The first downside was simply solved with using a lately developed enzyme that reacted solely to glucose. To stabilize the chemical compounds, the Frees experimented with rubber cement, potato starch, varnish, plaster of Paris and egg albumin earlier than deciding on gelatin, which appeared to work finest.
With her husband, Ms. Free wrote two books on urinalysis. Later in her profession she returned to highschool, incomes a grasp’s in scientific laboratory administration from Central Michigan University in 1978 at age 55. She held a number of patents and revealed greater than 200 scientific papers.

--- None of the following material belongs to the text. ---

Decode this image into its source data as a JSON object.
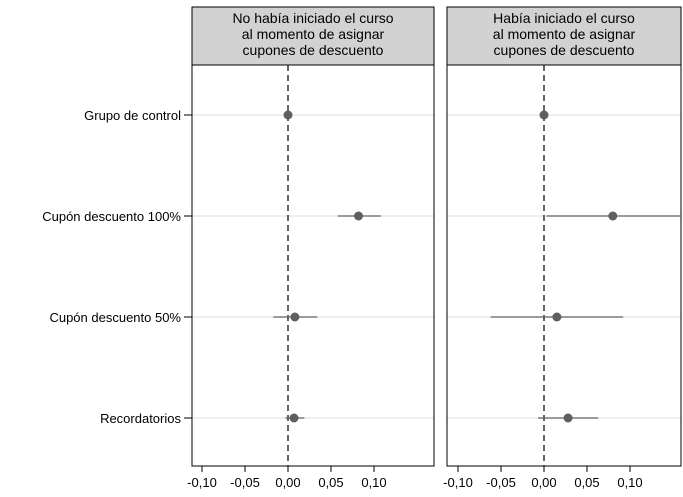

At Miles, she rose to director of scientific laboratory reagents and later to director of promoting providers within the analysis division earlier than retiring in 1982; by then the corporate had been acquired by Bayer. She was elected president of the American Chemical Society in 1993. In 2009, she was awarded a National Medal of Technology and Innovation by President Barack Obama, and in 2011 she was inducted into the National Women’s Hall of Fame in Seneca Falls, N.Y., for her function in creating the dip-and-read check.
Alfred Free died in 2000. In addition to her son Eric, Ms. Free is survived by two different sons, Kurt and Jake; three daughters, Bonnie Grisz, Nina Lovejoy and Penny Maloney; a stepson, Charles; two stepdaughters, Barbara Free and Jane Linderman; 17 grandchildren; and 9 great-grandchildren.
Miles Laboratories adopted the introduction of the dip-and-read glucose check with a number of different exams designed to detect proteins, blood and different indicators of metabolic, kidney and liver problems. “They sure went hog wild on diagnostics, and that’s all Al’s fault,” Ms. Free stated within the commemorative booklet. “He was the one who pushed diagnostics.”
It wasn’t all clean crusing. Several years after the introduction of the dip-and-read check, Miles moved Ms. Free to a different division, citing an anti-nepotism coverage. But two years later, after a change in administration, she was transferred again to her husband’s division.
“They realized that breaking up a team like this was interfering with productivity in the lab,” Ms. Free stated.